Despite the play's stridency and belaboring of the obvious, Strindberg's
genius does show now and then. When theatricality is allowed to evoke what
preaching cannot quite stammer out, we get a pleasant surprise. For example,
the playwright not only finds the perfect image for romantic idealism, he
foreshadows Waiting for Godot by 51 years. In a repeated scene, the
Officer keeps returning to a stage door, fading roses in hand, year after year,
as the beautiful Victoria (Alida M. Kronsberg) keeps promising that she will be
just another minute.
And every once in a while Strindberg has a character say something so pithy
and on-target that it illuminates as he hasn't in whole scenes of previous
exposition. My favorite is when a bridegroom (Michael O'Hagan) promptly agrees
to the suggestion of his new wife (Jena M. Romano) that they commit suicide
before things change. As he sweeps her up in her wedding dress and marches into
the surf, he admits: "I'm afraid of happiness. It's deceitful." There is
intentional humor in a schoolroom scene, timed with finger-snapping precision
by Melrose. That dream within the play/dream (which is within our life/dream)
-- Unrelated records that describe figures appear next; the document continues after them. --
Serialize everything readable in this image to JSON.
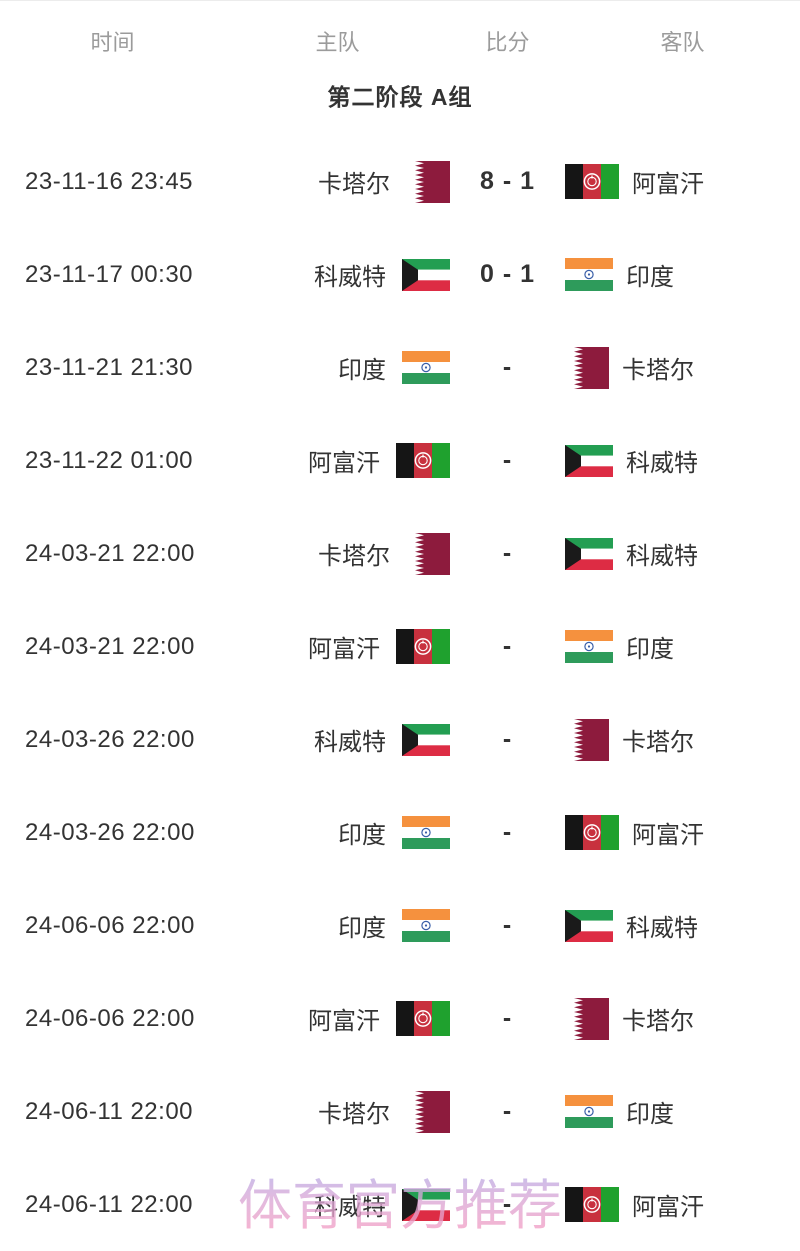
{
  "table": {
    "columns": [
      "时间",
      "主队",
      "比分",
      "客队"
    ],
    "group_title": "第二阶段 A组"
  },
  "teams": {
    "QAT": {
      "name": "卡塔尔",
      "flag": "qatar-flag"
    },
    "AFG": {
      "name": "阿富汗",
      "flag": "afghanistan-flag"
    },
    "KUW": {
      "name": "科威特",
      "flag": "kuwait-flag"
    },
    "IND": {
      "name": "印度",
      "flag": "india-flag"
    }
  },
  "matches": [
    {
      "time": "23-11-16 23:45",
      "home": "QAT",
      "score": "8 - 1",
      "away": "AFG"
    },
    {
      "time": "23-11-17 00:30",
      "home": "KUW",
      "score": "0 - 1",
      "away": "IND"
    },
    {
      "time": "23-11-21 21:30",
      "home": "IND",
      "score": "-",
      "away": "QAT"
    },
    {
      "time": "23-11-22 01:00",
      "home": "AFG",
      "score": "-",
      "away": "KUW"
    },
    {
      "time": "24-03-21 22:00",
      "home": "QAT",
      "score": "-",
      "away": "KUW"
    },
    {
      "time": "24-03-21 22:00",
      "home": "AFG",
      "score": "-",
      "away": "IND"
    },
    {
      "time": "24-03-26 22:00",
      "home": "KUW",
      "score": "-",
      "away": "QAT"
    },
    {
      "time": "24-03-26 22:00",
      "home": "IND",
      "score": "-",
      "away": "AFG"
    },
    {
      "time": "24-06-06 22:00",
      "home": "IND",
      "score": "-",
      "away": "KUW"
    },
    {
      "time": "24-06-06 22:00",
      "home": "AFG",
      "score": "-",
      "away": "QAT"
    },
    {
      "time": "24-06-11 22:00",
      "home": "QAT",
      "score": "-",
      "away": "IND"
    },
    {
      "time": "24-06-11 22:00",
      "home": "KUW",
      "score": "-",
      "away": "AFG"
    }
  ],
  "watermark": "体育官方推荐",
  "colors": {
    "text_dark": "#333333",
    "header_gray": "#9b9b9b",
    "qatar_maroon": "#8D1B3D",
    "afghanistan_black": "#151515",
    "afghanistan_red": "#C8313E",
    "afghanistan_green": "#1FA12E",
    "kuwait_green": "#239E52",
    "kuwait_red": "#DD2C44",
    "kuwait_black": "#1A1A1A",
    "india_saffron": "#F5913E",
    "india_green": "#2E9B5B",
    "india_navy": "#3A5FA8",
    "watermark_lavender": "#AEAEEA",
    "watermark_pink": "#F49FC4"
  }
}
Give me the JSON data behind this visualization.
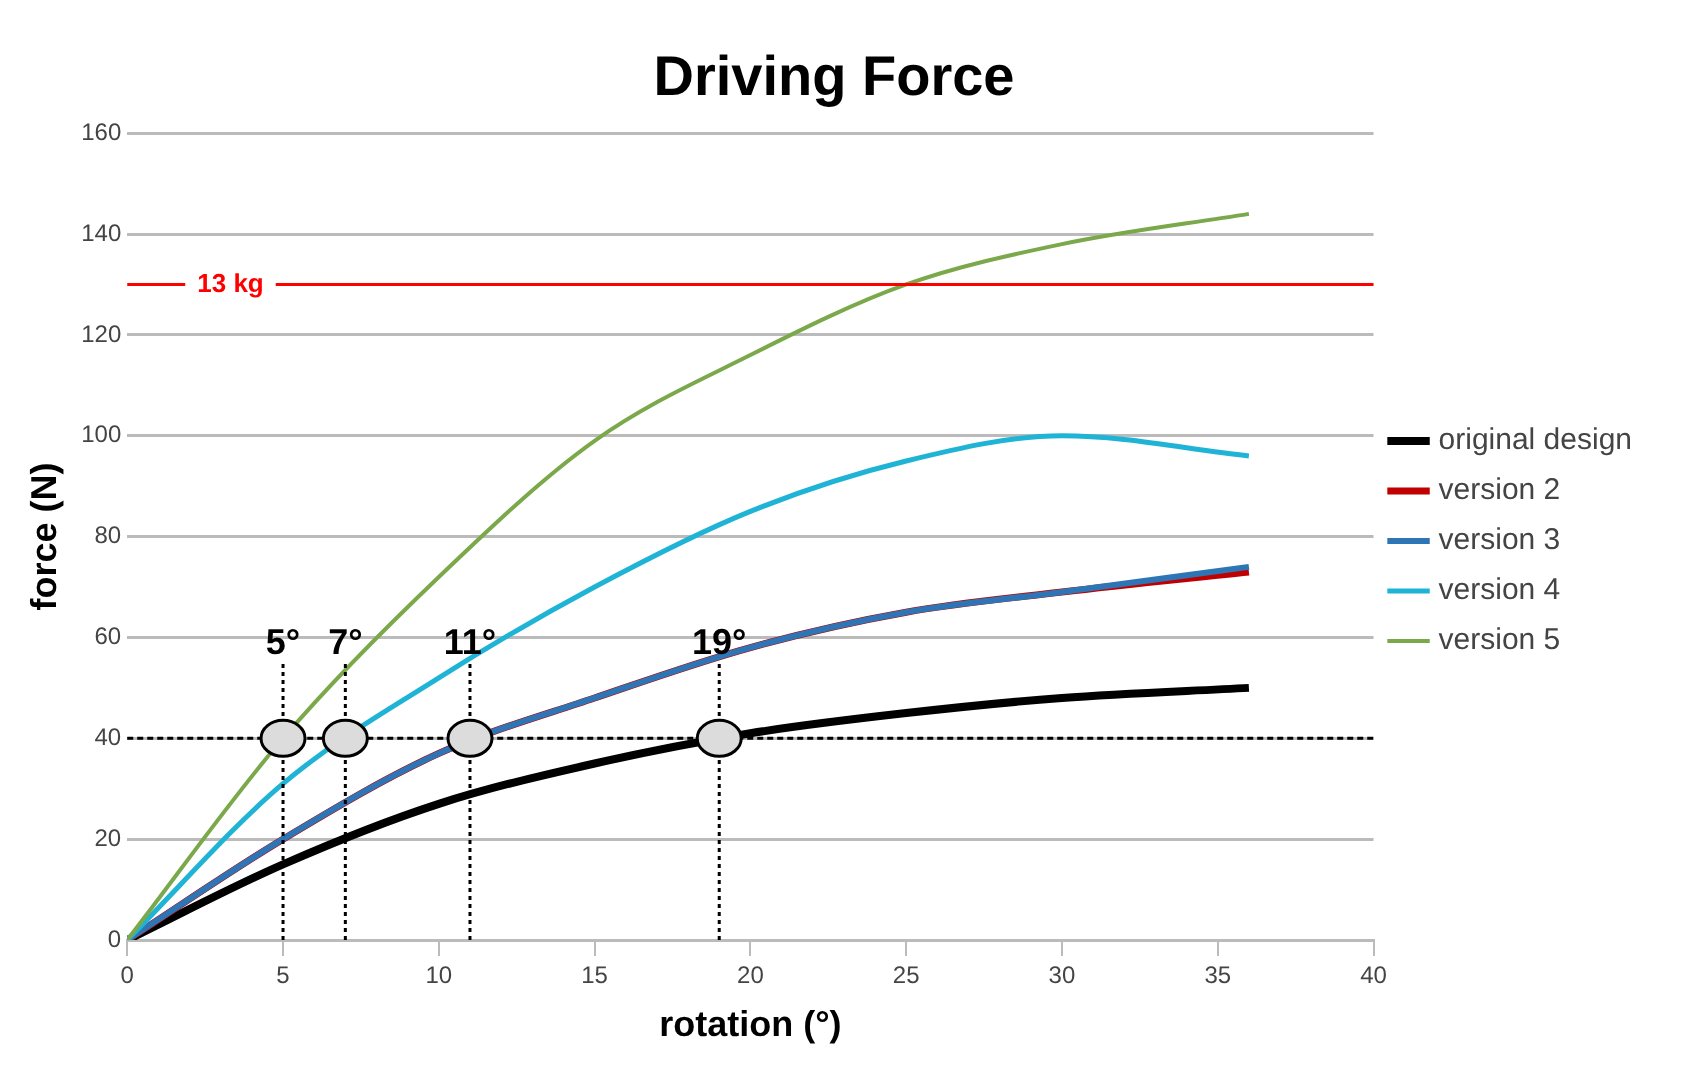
{
  "chart_data": {
    "type": "line",
    "title": "Driving Force",
    "xlabel": "rotation (°)",
    "ylabel": "force (N)",
    "x": [
      0,
      5,
      10,
      15,
      20,
      25,
      30,
      36
    ],
    "series": [
      {
        "name": "original design",
        "color": "#000000",
        "values": [
          0,
          15,
          27,
          35,
          41,
          45,
          48,
          50
        ]
      },
      {
        "name": "version 2",
        "color": "#c00000",
        "values": [
          0,
          20,
          37,
          48,
          58,
          65,
          69,
          73
        ]
      },
      {
        "name": "version 3",
        "color": "#2e75b6",
        "values": [
          0,
          20,
          37,
          48,
          58,
          65,
          69,
          74
        ]
      },
      {
        "name": "version 4",
        "color": "#1fb4d6",
        "values": [
          0,
          31,
          52,
          70,
          85,
          95,
          100,
          96
        ]
      },
      {
        "name": "version 5",
        "color": "#7ba84a",
        "values": [
          0,
          40,
          72,
          99,
          116,
          130,
          138,
          144
        ]
      }
    ],
    "xlim": [
      0,
      40
    ],
    "xticks": [
      0,
      5,
      10,
      15,
      20,
      25,
      30,
      35,
      40
    ],
    "ylim": [
      0,
      160
    ],
    "yticks": [
      0,
      20,
      40,
      60,
      80,
      100,
      120,
      140,
      160
    ],
    "ref_lines": [
      {
        "axis": "y",
        "value": 130,
        "label": "13 kg",
        "color": "#ff0000"
      },
      {
        "axis": "y",
        "value": 40,
        "color": "#000000",
        "line_style": "dotted"
      }
    ],
    "annotations": [
      {
        "text": "5°",
        "x": 5,
        "y": 40
      },
      {
        "text": "7°",
        "x": 7,
        "y": 40
      },
      {
        "text": "11°",
        "x": 11,
        "y": 40
      },
      {
        "text": "19°",
        "x": 19,
        "y": 40
      }
    ],
    "grid": "y",
    "legend": "right",
    "marker": "none",
    "line_style": "solid"
  }
}
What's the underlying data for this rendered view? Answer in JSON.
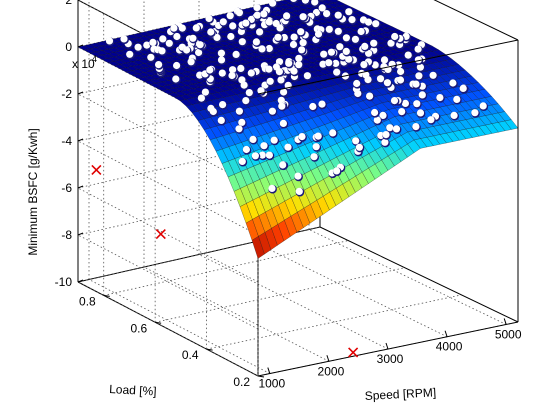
{
  "chart_data": {
    "type": "surface3d",
    "title": "",
    "xlabel": "Speed [RPM]",
    "ylabel": "Load [%]",
    "zlabel": "Minimum BSFC [g/Kwh]",
    "z_multiplier_label": "x 10",
    "z_multiplier_exp": "4",
    "xlim": [
      800,
      5200
    ],
    "ylim": [
      0.2,
      0.9
    ],
    "zlim": [
      -10,
      2
    ],
    "x_ticks": [
      1000,
      2000,
      3000,
      4000,
      5000
    ],
    "y_ticks": [
      0.2,
      0.4,
      0.6,
      0.8
    ],
    "z_ticks": [
      -10,
      -8,
      -6,
      -4,
      -2,
      0,
      2
    ],
    "x_tick_labels": [
      "1000",
      "2000",
      "3000",
      "4000",
      "5000"
    ],
    "y_tick_labels": [
      "0.2",
      "0.4",
      "0.6",
      "0.8"
    ],
    "z_tick_labels": [
      "-10",
      "-8",
      "-6",
      "-4",
      "-2",
      "0",
      "2"
    ],
    "grid": true,
    "surface": {
      "description": "near-flat surface around z=0, dipping toward low speed / low load",
      "z_center": 0,
      "z_min": -5,
      "colormap": [
        "#000090",
        "#0050ff",
        "#00d0ff",
        "#80ff80",
        "#ffe000",
        "#ff4000",
        "#a00000"
      ]
    },
    "series": [
      {
        "name": "",
        "marker": "x",
        "color": "#e00000",
        "points": [
          {
            "x": 900,
            "y": 0.85,
            "z": -5.0
          },
          {
            "x": 900,
            "y": 0.6,
            "z": -6.3
          },
          {
            "x": 2500,
            "y": 0.22,
            "z": -10.0
          }
        ]
      },
      {
        "name": "",
        "marker": "o",
        "color": "#ffffff",
        "count": 300
      }
    ]
  }
}
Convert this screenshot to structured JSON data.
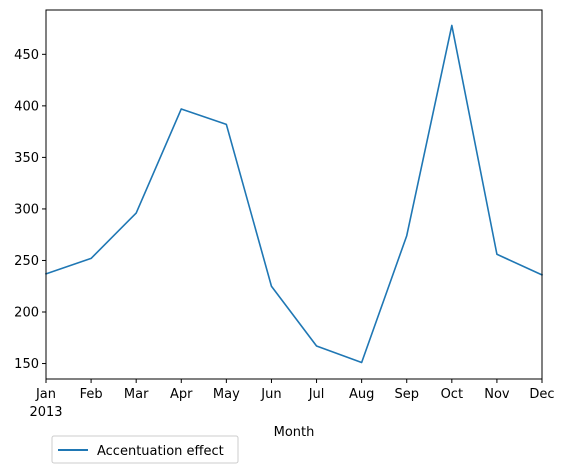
{
  "chart_data": {
    "type": "line",
    "title": "",
    "xlabel": "Month",
    "ylabel": "",
    "year_label": "2013",
    "categories": [
      "Jan",
      "Feb",
      "Mar",
      "Apr",
      "May",
      "Jun",
      "Jul",
      "Aug",
      "Sep",
      "Oct",
      "Nov",
      "Dec"
    ],
    "y_ticks": [
      150,
      200,
      250,
      300,
      350,
      400,
      450
    ],
    "ylim": [
      135,
      493
    ],
    "grid": false,
    "legend_position": "below-left",
    "series": [
      {
        "name": "Accentuation effect",
        "color": "#1f77b4",
        "values": [
          237,
          252,
          296,
          397,
          382,
          225,
          167,
          151,
          274,
          478,
          256,
          236
        ]
      }
    ]
  }
}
has the Officer siting next to a schoolboy and being upbraided by a
schoolmaster. The image and exchanges are echoed by three other sets of them at
three other chalkboards, as the Officer is reprimanded for being insufficiently
mature.
The set by Christian Wittwer, with its metal ladders and walkway, strikes the
right cold mood, further enhanced by Charles Cofone's chillingly evocative
sound design and Mark Walsh's lighting.
The misogynistic Strindberg is known best for his brilliant and intricate
dissections of hellish marriages, in such plays as Miss Julie. But while
A Dream Play in places may sound discordant to our ears, URI Theatre has
made its timeless quality ring clear as a bell.